I avoid the default ASP.NET approach of redirecting on errors (as many people do). Clean AJAX code and SEO are among the reasons.
However, I'm using the following method to do it, and it seems that I may lose HttpContext.Current.Items
in the transfer?
<httpErrors errorMode="Custom" existingResponse="Replace">
<remove statusCode="401" />
<remove statusCode="403" />
<remove statusCode="404" />
<remove statusCode="500" />
<error statusCode="401" responseMode="ExecuteURL" path="/Account/SignIn" />
<error statusCode="403" responseMode="ExecuteURL" path="/Site/Forbidden" />
<error statusCode="404" responseMode="ExecuteURL" path="/Site/NotFound" />
<error statusCode="500" responseMode="ExecuteURL" path="/Site/Error" />
</httpErrors>
I assumed it just performed a Server.Transfer()
under the covers, which I understand preserves Items
. (See: Scope of HttpContext.Current.Items and http://weblog.west-wind.com/posts/2010/Jan/20/HttpContextItems-and-ServerTransferExecute )
But I'm also capturing something in Items
before the "ExecuteURL", and retrieving/outputting it after the transfer (or whatever it is), and it seems to disappear.

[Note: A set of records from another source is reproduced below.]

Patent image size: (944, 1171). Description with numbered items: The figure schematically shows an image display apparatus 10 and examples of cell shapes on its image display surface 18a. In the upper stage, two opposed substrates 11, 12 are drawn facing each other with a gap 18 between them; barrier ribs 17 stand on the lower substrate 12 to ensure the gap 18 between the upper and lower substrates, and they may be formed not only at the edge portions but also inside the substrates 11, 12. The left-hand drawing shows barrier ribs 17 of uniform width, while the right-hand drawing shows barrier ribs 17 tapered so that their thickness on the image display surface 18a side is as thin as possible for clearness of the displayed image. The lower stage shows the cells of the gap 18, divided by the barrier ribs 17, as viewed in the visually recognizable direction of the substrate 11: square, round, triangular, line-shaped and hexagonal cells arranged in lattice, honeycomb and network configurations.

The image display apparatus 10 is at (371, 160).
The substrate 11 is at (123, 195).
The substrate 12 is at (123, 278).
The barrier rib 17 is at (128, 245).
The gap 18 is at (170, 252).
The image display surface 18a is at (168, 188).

I've watched it go into the Items
collection, I see the Count
raise to 5, and then when the value is retrieved there are only 2 items in the collection.
What is going on?
If you'd like to understand more about what I'm doing and recommend an alternate implementation, I'm open to it. I'm using this to push the ELMAH Error Id into a ViewModel in a way that is free from race conditions. (i.e. a common workaround for this that I'm replacing is to merely display the most recent error.) Here's my code:
Global.asax
protected void ErrorLog_Logged(object sender, ErrorLoggedEventArgs args) {
ElmahSupplement.CurrentId = args.Entry.Id;
}
void ErrorLog_Filtering(object sender, ExceptionFilterEventArgs e) {
if (ElmahSupplement.IsNotFound(e.Exception)) {
ElmahSupplement.LogNotFound((e.Context as HttpContext).Request);
e.Dismiss();
}
}
SiteController.cs
public virtual ActionResult Error() {
Response.StatusCode = 500;
return View(MVC.Site.Views.Error, ElmahSupplement.CurrentId);
}
ElmahSupplement.cs
public class ElmahSupplement {
// TODO: This is a rather fragile way to access this info
private static readonly Guid contextId = new Guid("A41A67AA-8966-4205-B6C1-14128A653F21");
public static string CurrentId {
get {
return
// Elmah 1.2 will fail to log when enumerating form values that raise RequestValidationException (angle brackets)
// https://code.google.com/p/elmah/issues/detail?id=217
// So this id could technically be empty here
(HttpContext.Current.Items[contextId] as string);
}
set {
HttpContext.Current.Items[contextId] = value;
}
}
public static void LogNotFound(HttpRequest request) {
var context = RepositoryProxy.Context;
context.NotFoundErrors.Add(new NotFoundError {
RecordedOn = DateTime.UtcNow,
Url = request.Url.ToString(),
ClientAddress = request.UserHostAddress,
Referrer = request.UrlReferrer == null ? "" : request.UrlReferrer.ToString()
});
context.SaveChanges();
}
public static bool IsNotFound(Exception e) {
HttpException he = e as HttpException;
return he != null && he.GetHttpCode() == 404;
}
}
I've followed a trace and determined the following. Some is loosely inferred.
The CustomErrorModule (in the IIS module stack) receives the SEND_RESPONSE notification.
The HttpStatus is 500, so it clones the context, sets a new URL (according the the matching custom error rule), and executes the request on this context (see ExecuteRequest).
The purpose of HttpContext.Items
per documentation is:
Gets a key/value collection that can be used to organize and share data between an IHttpModule interface and an IHttpHandler interface during an HTTP request.
Viewing this function definition critically, of course, there is only "HTTP request". However, it seems likely that the Items
dictionary is itself an item in a dictionary keyed on the HttpContext, which is a unique (cloned) reference in this executing child request. The trace shows the full pipeline (all modules, e.g. duplicate authentication) being run for this ExecuteURL
, so this isolated context is of course required.
From unmanaged code, it is trivial to GetParentContext. However, from managed code this hierarchy is not available. So, I'm left without a way to retrieve the original Items
.
As an alternate solution, it might be functional to leverage a Global.asax variable, since my tests showed the child request sharing an ApplicationInstance
, but I'm not certain client access to this is necessarily sequential.
Another, possibly better approach, would be to avoid re-running the entire pipeline; to never exit the MVC handler (e.g. Controller.OnException
and TransferToAction). However, this prevents implementing a Single-Point-of-Truth for error page configuration, since errors can also be raised outside of MVC's awareness.